History

Workshop class of 2016

The California Scholastic Press Association got its start in 1951 with the help of newspaper magnate William Randolph Hearst.

Mr. Hearst wanted his newspaper, the Los Angeles Examiner, to be the paper of record for prep sports in Southern California. So he asked track and field writer Ralph Alexander to find high school boys who could cover sports at their schools in exchange for meal money and a byline in the paper.

The boys were also invited to a journalism workshop at Cal Poly San Luis Obispo. During the summer of 1951, they learned sports writing, photography and other journalism skills from Alexander and other Hearst journalists.

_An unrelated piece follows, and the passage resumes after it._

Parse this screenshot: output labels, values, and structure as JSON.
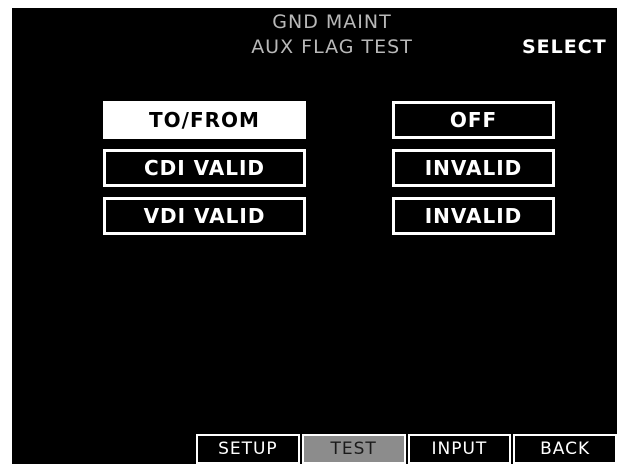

It was supposed to be a one-time deal. But Alexander and his wife, Millie, kept the program going. The workshop began admitting girls in 1965, and was renamed the California Scholastic Press Association in 1968.

Workshop class of 1968

More than seven decades later, professional journalists are still hosting a two-week workshop on California’s Central Coast.

On his deathbed in 1981, Alexander summoned nine workshop graduates and asked them to continue the CSPA. They said they would try. Alexander died the next day.

The group ran the workshop in the summer of 1982, and for decades after that, guiding the workshop through seismic changes in the news industry.

Workshop class of 1982

Though students no longer carry typewriters to the classroom, and though online journalism and social media are now key parts of the program, the reporting and writing lessons at the heart of our curriculum have remained the same for decades.

Due to the COVID-19 pandemic in 2020, the CSPA wasn’t able to hold an in-person workshop for the first time in 70 years. Our faculty pivoted to online programming, teaching more than 100 students in several countries in 2020 and 2021.

The workshop returned to San Luis Obispo for its 71st workshop in 2022.

Workshop class of 2022

Three CSPA graduates have been recently honored as National High School Journalist of the Year: Julia Poe in 2015, Kellen Browning in 2016 and Meghan Bobrowsky in 2017.

Many workshop graduates have gone on to prestigious news careers at publications that include the New York Times, the Wall Street Journal, the Washington Post, the Los Angeles Times, Bloomberg News, Politico, CNN, NBC News and the Associated Press. Others shine in publishing, entertainment, television, politics, the law and other fields.

No matter the career paths our graduates take, they fondly remember those two weeks at a summer journalism camp at Cal Poly, where they bonded with industry professionals and made lifelong friends.